Minister for Public Expenditure and Reform Brendan Howlin has backed Cabinet colleague Joan Burton’s comments that the Government has to review its contact with businessman Denis O’Brien.
Speaking in the Dáil today, Mr Howlin said: “There should be a consequence for those well-known people or not against whom adverse findings are adduced by a tribunal of inquiry”.
“I saw the gladhandling of the former leader of Fianna Fáil at a party conference. We’ll see who now shuns him,” he said.
Mr Howlin told Sinn Féin deputy leader Mary Lou McDonald: “We all have to make personal decisions, and the Government has to make its decisions in relation to any individual against whom adverse findings are made by a tribunal established by this House”.
Ms McDonald had referred to Ms Burton’s concerns about contacts with Mr O’Brien, and she said she believed Minister of State Lucinda Creighton shared those concerns. “She was critical of his attendance at the global economic forum last October,” Ms McDonald said.
“It seems to me that the Taoiseach takes an entirely different view beaming as he was from a photograph with the same individual,” she said in reference to the photograph of Enda Kenny and Mr O’Brien with others at the New York stock exchange.
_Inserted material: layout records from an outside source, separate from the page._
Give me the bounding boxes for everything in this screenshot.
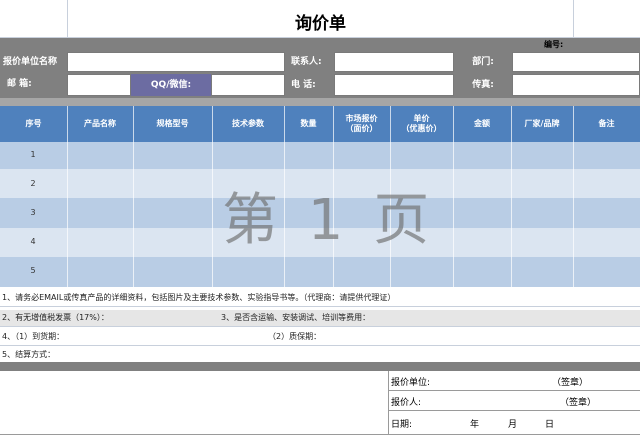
- fax-field[interactable]: [512, 74, 640, 96]
- column-header: 备注: [573, 106, 640, 142]
- column-header-sublabel: （面价）: [345, 124, 378, 133]
- date-label: 日期:: [391, 420, 413, 430]
- qq-field[interactable]: [211, 74, 285, 96]
- column-header: 规格型号: [133, 106, 212, 142]
- column-header-label: 序号: [25, 119, 42, 128]
- column-header-sublabel: （优惠价）: [401, 124, 442, 133]
- column-header: 厂家/品牌: [511, 106, 573, 142]
- spacer-bar: [0, 98, 640, 106]
- row-number: 1: [30, 150, 36, 159]
- column-header-label: 单价: [413, 114, 430, 123]
- dept-field[interactable]: [512, 52, 640, 72]
- column-header: 产品名称: [67, 106, 133, 142]
- column-header: 市场报价 （面价）: [333, 106, 390, 142]
- column-header: 技术参数: [212, 106, 284, 142]
- quote-unit-stamp: （签章）: [552, 378, 589, 388]
- phone-label: 电 话:: [291, 80, 316, 90]
- note-4a: 4、（1）到货期：: [2, 332, 65, 341]
- phone-field[interactable]: [334, 74, 454, 96]
- note-3: 3、是否含运输、安装调试、培训等费用：: [221, 313, 371, 322]
- note-4b: （2）质保期：: [268, 332, 322, 341]
- row-number: 3: [30, 208, 36, 217]
- email-field[interactable]: [67, 74, 131, 96]
- quoter-label: 报价人:: [391, 398, 422, 408]
- fax-label: 传真:: [472, 80, 494, 90]
- number-label: 编号:: [544, 40, 564, 49]
- row-number: 4: [30, 237, 36, 246]
- row-number: 2: [30, 179, 36, 188]
- column-header-label: 规格型号: [156, 119, 189, 128]
- contact-field[interactable]: [334, 52, 454, 72]
- column-header-label: 备注: [598, 119, 615, 128]
- quoter-stamp: （签章）: [560, 398, 597, 408]
- column-header-label: 产品名称: [84, 119, 116, 128]
- column-header: 序号: [0, 106, 67, 142]
- column-header-label: 数量: [300, 119, 317, 128]
- column-header: 单价 （优惠价）: [390, 106, 453, 142]
- note-1: 1、请务必EMAIL或传真产品的详细资料，包括图片及主要技术参数、实验指导书等。…: [2, 293, 396, 302]
- column-header-label: 厂家/品牌: [524, 119, 560, 128]
- table-row[interactable]: [0, 257, 640, 287]
- email-label: 邮 箱:: [7, 79, 32, 89]
- column-header-label: 市场报价: [345, 114, 378, 123]
- qq-label: QQ/微信:: [150, 80, 192, 90]
- date-year: 年: [470, 420, 480, 430]
- date-month: 月: [508, 420, 518, 430]
- row-number: 5: [30, 266, 36, 275]
- contact-label: 联系人:: [291, 57, 322, 67]
- quoting-unit-field[interactable]: [67, 52, 285, 72]
- quote-unit-label: 报价单位:: [391, 378, 431, 388]
- column-header: 数量: [284, 106, 333, 142]
- column-header: 金额: [453, 106, 511, 142]
- column-header-label: 金额: [474, 119, 490, 128]
- note-2: 2、有无增值税发票（17%）：: [2, 313, 109, 322]
- quoting-unit-label: 报价单位名称: [3, 57, 58, 67]
- inquiry-sheet: 询价单 编号: 报价单位名称 联系人: 部门: 邮 箱: QQ/微信: 电 话:…: [0, 0, 640, 435]
- page-watermark: 第 1 页: [222, 188, 436, 253]
- dept-label: 部门:: [472, 57, 494, 67]
- table-row[interactable]: [0, 142, 640, 169]
- column-header-label: 技术参数: [232, 119, 264, 128]
- date-day: 日: [545, 420, 555, 430]
- signature-top-bar: [0, 362, 640, 371]
- page-title: 询价单: [295, 14, 346, 34]
- note-5: 5、结算方式：: [2, 350, 56, 359]
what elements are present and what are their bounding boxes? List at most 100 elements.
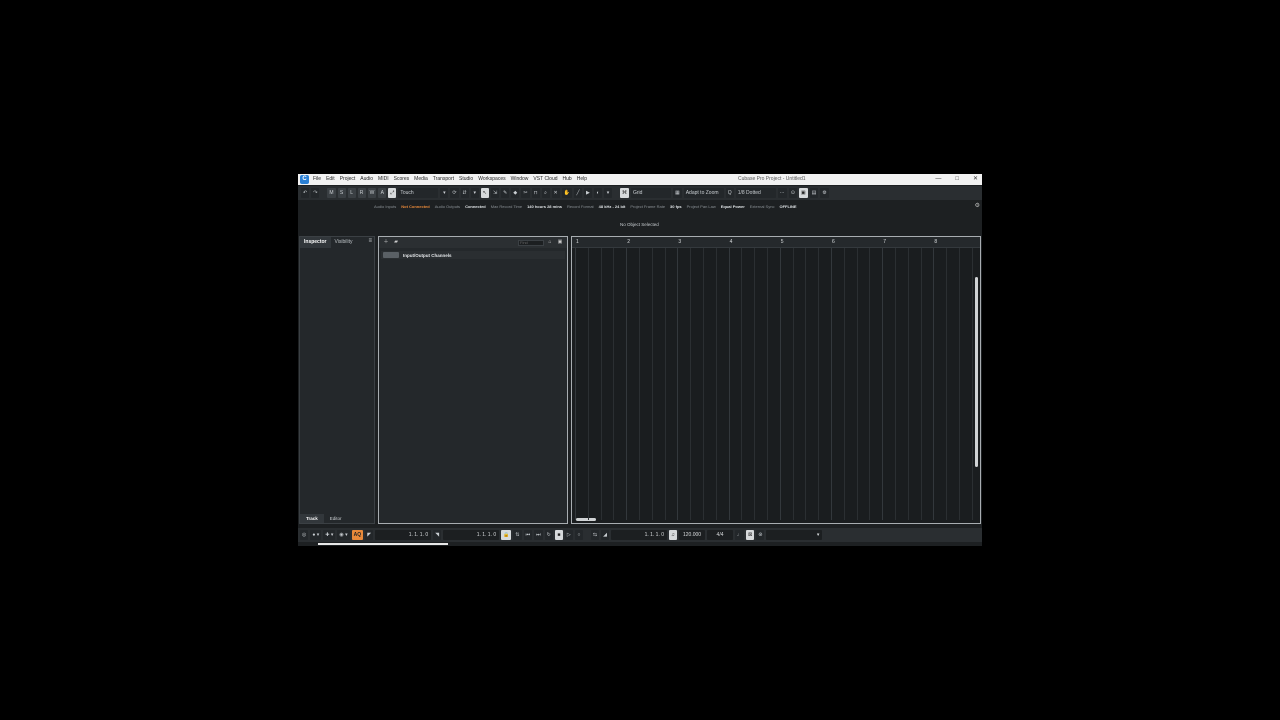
- play-button[interactable]: ▷: [564, 530, 573, 540]
- a-button[interactable]: A: [378, 188, 387, 198]
- right-locator-icon[interactable]: ◥: [433, 530, 442, 540]
- cycle-icon[interactable]: ↻: [544, 530, 553, 540]
- record-mode-icon[interactable]: ● ▾: [310, 530, 322, 540]
- punch-icon[interactable]: ✚ ▾: [323, 530, 336, 540]
- eraser-icon[interactable]: ◆: [511, 188, 520, 198]
- visibility-icon[interactable]: ▣: [556, 239, 564, 246]
- settings-icon[interactable]: ⚙: [820, 188, 829, 198]
- menu-window[interactable]: Window: [511, 174, 529, 185]
- menu-transport[interactable]: Transport: [433, 174, 454, 185]
- menu-vst-cloud[interactable]: VST Cloud: [533, 174, 557, 185]
- undo-icon[interactable]: ↶: [301, 188, 310, 198]
- list-item[interactable]: Input/Output Channels: [381, 251, 565, 259]
- add-track-icon[interactable]: ＋: [382, 239, 390, 246]
- project-window-event-display[interactable]: 1 2 3 4 5 6 7 8: [571, 236, 981, 524]
- read-automation-button[interactable]: R: [357, 188, 366, 198]
- close-icon[interactable]: ✕: [973, 174, 978, 185]
- status-value[interactable]: 48 kHz - 24 bit: [599, 203, 626, 210]
- layout-icon[interactable]: ▣: [798, 188, 808, 198]
- zoom-icon[interactable]: ⌕: [541, 188, 550, 198]
- auto-quantize-button[interactable]: AQ: [351, 530, 364, 540]
- automation-mode-select[interactable]: Touch: [398, 188, 439, 198]
- tempo-track-icon[interactable]: ♫: [669, 530, 678, 540]
- menu-edit[interactable]: Edit: [326, 174, 335, 185]
- tab-editor[interactable]: Editor: [324, 514, 348, 523]
- menu-icon[interactable]: ≡: [368, 238, 372, 244]
- mute-button[interactable]: M: [327, 188, 336, 198]
- right-locator-display[interactable]: 1. 1. 1. 0: [443, 530, 500, 540]
- nudge-icon[interactable]: ⇵: [460, 188, 469, 198]
- marker-display[interactable]: ▾: [766, 530, 823, 540]
- pencil-icon[interactable]: ✎: [501, 188, 510, 198]
- listen-button[interactable]: L: [347, 188, 356, 198]
- tempo-display[interactable]: 120.000: [679, 530, 706, 540]
- ruler[interactable]: 1 2 3 4 5 6 7 8: [572, 237, 980, 248]
- grid-icon[interactable]: ▦: [672, 188, 682, 198]
- range-tool-icon[interactable]: ⇲: [490, 188, 500, 198]
- status-value[interactable]: Connected: [465, 203, 486, 210]
- menu-audio[interactable]: Audio: [360, 174, 373, 185]
- find-track-input[interactable]: Find: [518, 239, 544, 246]
- signature-display[interactable]: 4/4: [707, 530, 734, 540]
- menu-studio[interactable]: Studio: [459, 174, 473, 185]
- punch-in-icon[interactable]: ⇆: [590, 530, 600, 540]
- tab-track[interactable]: Track: [300, 514, 324, 523]
- redo-icon[interactable]: ↷: [311, 188, 320, 198]
- line-tool-icon[interactable]: ╱: [573, 188, 582, 198]
- menu-workspaces[interactable]: Workspaces: [478, 174, 505, 185]
- minimize-icon[interactable]: —: [935, 174, 941, 185]
- split-icon[interactable]: ✂: [521, 188, 530, 198]
- primary-time-display[interactable]: 1. 1. 1. 0: [611, 530, 668, 540]
- go-to-start-icon[interactable]: ⏮: [523, 530, 533, 540]
- status-value[interactable]: Equal Power: [721, 203, 745, 210]
- status-value[interactable]: Not Connected: [401, 203, 429, 210]
- menu-help[interactable]: Help: [577, 174, 587, 185]
- folder-icon[interactable]: ▰: [392, 239, 400, 246]
- vertical-scrollbar[interactable]: [975, 277, 978, 467]
- gear-icon[interactable]: ⚙: [975, 202, 980, 209]
- status-value[interactable]: 140 hours 28 mins: [527, 203, 562, 210]
- sync-icon[interactable]: ⟳: [450, 188, 459, 198]
- automation-icon[interactable]: ⤢: [388, 188, 397, 198]
- menu-midi[interactable]: MIDI: [378, 174, 389, 185]
- menu-media[interactable]: Media: [414, 174, 428, 185]
- chevron-down-icon[interactable]: ▾: [440, 188, 449, 198]
- marker-icon[interactable]: ⇅: [513, 530, 522, 540]
- grid-mode-select[interactable]: Adapt to Zoom: [683, 188, 724, 198]
- quantize-select[interactable]: 1/8 Dotted: [735, 188, 776, 198]
- menu-hub[interactable]: Hub: [563, 174, 572, 185]
- click-icon[interactable]: ⊠: [746, 530, 755, 540]
- left-locator-display[interactable]: 1. 1. 1. 0: [375, 530, 432, 540]
- quantize-options-icon[interactable]: ⋯: [777, 188, 787, 198]
- mute-tool-icon[interactable]: ✕: [551, 188, 560, 198]
- object-selection-icon[interactable]: ↖: [480, 188, 489, 198]
- horizontal-scrollbar[interactable]: [576, 518, 596, 521]
- go-to-end-icon[interactable]: ⏭: [534, 530, 543, 540]
- solo-button[interactable]: S: [337, 188, 346, 198]
- menu-project[interactable]: Project: [340, 174, 356, 185]
- quantize-icon[interactable]: Q: [725, 188, 734, 198]
- menu-scores[interactable]: Scores: [394, 174, 410, 185]
- chevron-down-icon[interactable]: ▾: [470, 188, 479, 198]
- write-automation-button[interactable]: W: [367, 188, 377, 198]
- lock-icon[interactable]: 🔒: [501, 530, 512, 540]
- snap-icon[interactable]: ⌘: [619, 188, 629, 198]
- metronome-icon[interactable]: ♩: [735, 530, 745, 540]
- color-tool-icon[interactable]: ◐: [593, 188, 602, 198]
- tab-visibility[interactable]: Visibility: [331, 237, 357, 248]
- activity-icon[interactable]: ◎: [300, 530, 309, 540]
- lock-icon[interactable]: ⊙: [788, 188, 797, 198]
- chevron-down-icon[interactable]: ▾: [603, 188, 612, 198]
- tab-inspector[interactable]: Inspector: [300, 237, 331, 248]
- precount-icon[interactable]: ⊛: [756, 530, 765, 540]
- stop-button[interactable]: ■: [554, 530, 563, 540]
- record-button[interactable]: ○: [574, 530, 583, 540]
- home-icon[interactable]: ⌂: [546, 239, 554, 246]
- play-tool-icon[interactable]: ▶: [583, 188, 592, 198]
- glue-icon[interactable]: ⊓: [531, 188, 540, 198]
- snap-type-select[interactable]: Grid: [630, 188, 671, 198]
- left-locator-icon[interactable]: ◤: [365, 530, 374, 540]
- status-value[interactable]: OFFLINE: [779, 203, 796, 210]
- maximize-icon[interactable]: □: [955, 174, 959, 185]
- window-zones-icon[interactable]: ▤: [809, 188, 819, 198]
Pointing out that there had to be consequences for those against whom adverse tribunal findings had been made, Mr Howlin said of the New York photo “The Taoiseach was invited - he didn’t issue invitations - to a particular function. Others were also invited. None of us can control the people who are photographed with us.”
Pressed about the Government invitation to Mr O’Brien to the economic global forum, the Minister said: “The invitations that went out replicated those who were invited to the first forum and that’s what happened.”
Ms Burton had warned her Government colleagues to review contacts with Mr O'Brien. She told the Dáil during the debate on the Mahon tribunal report that "there has been considerable public and political unease about the fact that Mr O'Brien has continued to pop up at various public events, most recently at the New York stock exchange".
She added: "It is perhaps time for the Government to reflect on how it should in future interact with people against whom adverse findings have been made by tribunals".